Does a Metal Roof Make Your House Hotter or Cooler?

Cooler. The answer is cooler, and it's not close. This is probably the single most common misconception about metal roofing — people touch metal in the sun, feel how hot it gets, and assume a metal roof must bake their house.

The intuition makes sense, but it ignores the physics of how heat actually transfers through a roof system.

Why Your Intuition Is Wrong

When you touch a metal handrail in the sun, it feels scorching hot because metal conducts heat efficiently to your hand. That's thermal conductivity — metal transfers heat quickly.

But conductivity isn't the issue with your roof. The issue is how much solar energy the roof absorbs versus reflects, and what happens to the absorbed energy after that.

Asphalt shingles absorb 85 to 95 percent of incoming solar radiation. That energy converts to heat at the roof surface. The heat transfers through the shingle material (slowly — shingles are poor conductors), through the decking, and into the attic. Because shingles release heat slowly (low emissivity), the heat continues transferring long after the sun's intensity drops.

Metal roofs with reflective coatings reflect 25 to 70 percent of incoming solar radiation — bouncing it back into the atmosphere before it becomes heat. The remaining absorbed energy does heat the metal surface, but metal's high emissivity means it releases that heat quickly. Once a cloud passes or the sun angle changes, a metal roof cools down rapidly. Shingles hold heat for hours.

The Numbers for Fort Wayne

On a typical 90°F Fort Wayne summer day:

Dark shingle roof surface: 160 to 170°F Dark metal with reflective coating: 120 to 135°F Light metal with reflective coating: 105 to 120°F

The attic temperature beneath each roof reflects these differences directly. A shingle-covered attic might reach 140°F on a hot day. The same attic under reflective metal might reach 110 to 120°F. That 20 to 30 degree difference in attic temperature translates to measurable differences in cooling load and energy cost.

What This Means for Your Comfort

Your home's interior temperature is managed by your HVAC system, so you won't feel the roof difference directly — your air conditioner compensates. What changes is how hard the AC works and how much energy it consumes.

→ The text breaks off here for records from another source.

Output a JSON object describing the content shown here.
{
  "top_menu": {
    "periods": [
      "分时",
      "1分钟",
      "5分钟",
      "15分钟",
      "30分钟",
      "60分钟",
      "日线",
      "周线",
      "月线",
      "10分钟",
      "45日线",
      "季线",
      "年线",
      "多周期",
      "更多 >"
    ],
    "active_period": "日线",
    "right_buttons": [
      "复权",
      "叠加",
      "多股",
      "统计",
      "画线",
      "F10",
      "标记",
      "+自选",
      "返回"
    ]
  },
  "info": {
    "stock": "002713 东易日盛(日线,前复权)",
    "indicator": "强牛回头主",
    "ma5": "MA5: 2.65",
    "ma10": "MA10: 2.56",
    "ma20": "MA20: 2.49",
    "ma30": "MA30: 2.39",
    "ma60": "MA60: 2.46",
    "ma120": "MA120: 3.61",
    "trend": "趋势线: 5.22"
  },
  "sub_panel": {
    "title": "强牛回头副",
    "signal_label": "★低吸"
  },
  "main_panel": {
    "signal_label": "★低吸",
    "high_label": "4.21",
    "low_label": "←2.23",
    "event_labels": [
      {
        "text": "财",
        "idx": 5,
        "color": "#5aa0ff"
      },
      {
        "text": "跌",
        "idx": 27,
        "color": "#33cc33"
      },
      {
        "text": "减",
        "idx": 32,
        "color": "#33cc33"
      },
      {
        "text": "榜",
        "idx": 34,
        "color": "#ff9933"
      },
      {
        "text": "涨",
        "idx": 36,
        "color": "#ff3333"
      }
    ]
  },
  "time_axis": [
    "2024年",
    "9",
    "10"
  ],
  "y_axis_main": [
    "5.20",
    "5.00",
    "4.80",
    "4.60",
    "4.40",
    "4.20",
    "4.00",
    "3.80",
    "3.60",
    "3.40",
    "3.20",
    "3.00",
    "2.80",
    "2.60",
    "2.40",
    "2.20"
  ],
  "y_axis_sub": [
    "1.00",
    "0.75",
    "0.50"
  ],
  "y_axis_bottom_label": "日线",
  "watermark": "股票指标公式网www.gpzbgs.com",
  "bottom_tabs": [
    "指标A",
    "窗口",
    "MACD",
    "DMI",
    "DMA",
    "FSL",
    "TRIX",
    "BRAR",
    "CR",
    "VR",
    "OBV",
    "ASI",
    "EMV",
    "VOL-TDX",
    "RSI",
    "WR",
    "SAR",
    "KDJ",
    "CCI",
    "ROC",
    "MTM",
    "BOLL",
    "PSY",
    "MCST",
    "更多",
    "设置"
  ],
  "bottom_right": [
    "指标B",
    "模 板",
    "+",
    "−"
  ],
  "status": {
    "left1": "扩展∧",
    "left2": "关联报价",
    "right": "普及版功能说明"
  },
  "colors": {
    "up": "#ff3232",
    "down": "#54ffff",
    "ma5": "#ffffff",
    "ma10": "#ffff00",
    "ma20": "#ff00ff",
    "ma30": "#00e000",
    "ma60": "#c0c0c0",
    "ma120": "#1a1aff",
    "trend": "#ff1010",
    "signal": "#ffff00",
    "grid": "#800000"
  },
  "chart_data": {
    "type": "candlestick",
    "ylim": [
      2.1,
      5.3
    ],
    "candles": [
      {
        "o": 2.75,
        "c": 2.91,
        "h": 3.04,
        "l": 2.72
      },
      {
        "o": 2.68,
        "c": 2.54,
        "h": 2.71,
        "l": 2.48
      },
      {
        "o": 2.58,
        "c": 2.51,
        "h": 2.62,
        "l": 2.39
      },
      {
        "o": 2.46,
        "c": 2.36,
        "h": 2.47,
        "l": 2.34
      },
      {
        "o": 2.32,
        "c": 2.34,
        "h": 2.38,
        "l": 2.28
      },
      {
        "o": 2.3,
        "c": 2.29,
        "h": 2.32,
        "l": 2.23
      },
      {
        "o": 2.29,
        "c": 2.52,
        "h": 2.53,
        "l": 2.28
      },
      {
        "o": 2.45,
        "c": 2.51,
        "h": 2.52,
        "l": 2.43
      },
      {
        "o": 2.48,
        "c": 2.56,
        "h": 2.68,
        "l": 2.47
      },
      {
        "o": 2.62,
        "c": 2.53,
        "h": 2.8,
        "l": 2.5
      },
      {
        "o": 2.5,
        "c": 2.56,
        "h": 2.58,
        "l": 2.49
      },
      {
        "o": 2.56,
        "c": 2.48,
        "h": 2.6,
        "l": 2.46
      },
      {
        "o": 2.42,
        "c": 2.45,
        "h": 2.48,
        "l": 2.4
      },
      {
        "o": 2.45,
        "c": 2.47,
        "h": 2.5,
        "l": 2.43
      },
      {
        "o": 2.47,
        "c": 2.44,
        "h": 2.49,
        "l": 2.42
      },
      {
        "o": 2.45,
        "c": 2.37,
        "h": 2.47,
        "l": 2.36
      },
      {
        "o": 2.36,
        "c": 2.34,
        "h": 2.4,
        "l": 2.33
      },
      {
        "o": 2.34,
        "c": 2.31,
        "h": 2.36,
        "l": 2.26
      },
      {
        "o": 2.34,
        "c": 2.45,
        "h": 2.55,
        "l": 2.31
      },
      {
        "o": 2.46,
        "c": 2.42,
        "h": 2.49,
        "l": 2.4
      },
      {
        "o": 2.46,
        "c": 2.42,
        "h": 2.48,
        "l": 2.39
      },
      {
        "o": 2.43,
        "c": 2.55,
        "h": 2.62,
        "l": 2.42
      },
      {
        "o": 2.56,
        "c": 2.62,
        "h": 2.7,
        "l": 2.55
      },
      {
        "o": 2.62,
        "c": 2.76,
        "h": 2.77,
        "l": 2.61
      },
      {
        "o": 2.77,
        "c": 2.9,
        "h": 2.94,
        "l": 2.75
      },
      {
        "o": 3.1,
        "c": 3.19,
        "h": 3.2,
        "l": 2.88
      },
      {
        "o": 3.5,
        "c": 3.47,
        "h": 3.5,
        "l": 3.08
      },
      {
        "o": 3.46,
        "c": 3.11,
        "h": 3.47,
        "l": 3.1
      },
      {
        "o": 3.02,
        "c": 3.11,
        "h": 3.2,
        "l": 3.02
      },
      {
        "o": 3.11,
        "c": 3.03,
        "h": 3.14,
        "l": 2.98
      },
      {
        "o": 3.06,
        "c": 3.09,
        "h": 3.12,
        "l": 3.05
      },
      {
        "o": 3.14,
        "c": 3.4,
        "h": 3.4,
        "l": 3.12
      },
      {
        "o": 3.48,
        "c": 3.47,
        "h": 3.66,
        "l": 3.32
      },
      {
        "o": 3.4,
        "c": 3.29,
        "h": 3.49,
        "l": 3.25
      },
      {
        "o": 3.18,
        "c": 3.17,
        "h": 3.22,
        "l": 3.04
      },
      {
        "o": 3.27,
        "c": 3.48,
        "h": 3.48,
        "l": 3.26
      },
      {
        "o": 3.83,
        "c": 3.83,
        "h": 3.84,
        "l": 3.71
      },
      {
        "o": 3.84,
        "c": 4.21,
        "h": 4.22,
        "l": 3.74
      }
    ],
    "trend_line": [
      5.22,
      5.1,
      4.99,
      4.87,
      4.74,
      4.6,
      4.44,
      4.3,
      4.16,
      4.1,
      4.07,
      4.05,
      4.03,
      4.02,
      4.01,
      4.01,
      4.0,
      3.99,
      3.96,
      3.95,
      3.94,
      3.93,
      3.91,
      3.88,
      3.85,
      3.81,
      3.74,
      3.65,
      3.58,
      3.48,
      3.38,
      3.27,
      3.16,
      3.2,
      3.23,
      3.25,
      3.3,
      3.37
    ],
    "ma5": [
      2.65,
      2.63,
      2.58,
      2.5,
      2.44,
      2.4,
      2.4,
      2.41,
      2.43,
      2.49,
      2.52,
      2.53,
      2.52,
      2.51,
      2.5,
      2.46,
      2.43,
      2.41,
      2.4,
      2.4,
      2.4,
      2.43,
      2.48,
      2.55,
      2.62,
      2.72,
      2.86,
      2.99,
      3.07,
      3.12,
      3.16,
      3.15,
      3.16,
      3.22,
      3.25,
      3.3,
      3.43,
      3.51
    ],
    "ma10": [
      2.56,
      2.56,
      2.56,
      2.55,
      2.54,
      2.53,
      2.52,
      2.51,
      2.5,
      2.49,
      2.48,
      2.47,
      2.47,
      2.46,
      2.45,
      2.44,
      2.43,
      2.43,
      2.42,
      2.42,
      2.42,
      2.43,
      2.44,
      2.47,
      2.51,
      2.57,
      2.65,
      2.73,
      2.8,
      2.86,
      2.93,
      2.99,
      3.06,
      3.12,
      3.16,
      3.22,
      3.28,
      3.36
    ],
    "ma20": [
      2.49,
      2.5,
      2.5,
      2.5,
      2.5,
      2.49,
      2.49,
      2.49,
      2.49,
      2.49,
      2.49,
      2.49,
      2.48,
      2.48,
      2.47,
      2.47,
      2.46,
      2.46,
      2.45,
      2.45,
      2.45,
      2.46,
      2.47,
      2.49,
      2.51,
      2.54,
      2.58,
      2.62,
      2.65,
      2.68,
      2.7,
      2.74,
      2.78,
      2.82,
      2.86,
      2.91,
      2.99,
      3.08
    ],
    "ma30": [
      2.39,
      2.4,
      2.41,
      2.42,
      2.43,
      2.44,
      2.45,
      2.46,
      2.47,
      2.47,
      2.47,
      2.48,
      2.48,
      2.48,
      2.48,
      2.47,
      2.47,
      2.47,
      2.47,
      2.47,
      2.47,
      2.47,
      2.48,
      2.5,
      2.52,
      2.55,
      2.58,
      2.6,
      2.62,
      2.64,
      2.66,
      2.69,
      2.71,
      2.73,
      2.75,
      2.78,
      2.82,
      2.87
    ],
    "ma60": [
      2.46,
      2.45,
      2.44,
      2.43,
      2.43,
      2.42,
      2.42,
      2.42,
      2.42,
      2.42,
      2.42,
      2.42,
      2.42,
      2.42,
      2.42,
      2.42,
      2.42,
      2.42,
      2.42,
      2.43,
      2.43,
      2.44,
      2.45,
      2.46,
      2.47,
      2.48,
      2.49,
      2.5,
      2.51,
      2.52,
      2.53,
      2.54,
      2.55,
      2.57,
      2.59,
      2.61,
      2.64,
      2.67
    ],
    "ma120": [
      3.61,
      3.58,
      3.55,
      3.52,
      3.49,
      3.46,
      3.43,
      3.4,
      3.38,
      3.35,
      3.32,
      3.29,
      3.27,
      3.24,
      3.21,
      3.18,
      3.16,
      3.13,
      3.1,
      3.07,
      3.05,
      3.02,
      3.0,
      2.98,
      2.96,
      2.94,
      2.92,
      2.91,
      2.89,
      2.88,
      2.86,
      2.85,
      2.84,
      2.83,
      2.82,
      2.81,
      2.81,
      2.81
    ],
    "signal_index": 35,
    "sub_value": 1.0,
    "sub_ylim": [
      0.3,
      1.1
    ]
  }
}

With a metal roof, your air conditioner cycles less frequently on hot days, runs for shorter periods, and maintains setpoint temperatures more easily. The result is a more consistent indoor temperature (fewer hot spots, less temperature swing between cycles) and lower electricity bills.

Homeowners with second-floor bedrooms directly below the attic notice the biggest difference — these rooms run cooler and more consistently with metal than with shingles.

Making the Most of the Cooling Benefit

To maximize metal's cooling advantage, choose the lightest color your aesthetic preferences allow. Add above-sheathing ventilation if your contractor offers it. Ensure attic insulation meets current code (R-49). And maintain proper attic ventilation so hot air exhausts rather than accumulating.

These steps working together create a roof-attic system that minimizes summer heat transfer into your home.

The Winter Question

Homeowners sometimes worry that a roof that reflects summer heat will also reflect winter warmth. It does — but the effect is negligible because winter solar gain through the roof is minimal compared to heat delivered by your furnace, and your attic insulation blocks most of whatever solar heat does reach the decking.

The energy math is overwhelmingly favorable: the summer cooling savings from a reflective metal roof far exceed any minor winter solar gain you forfeit.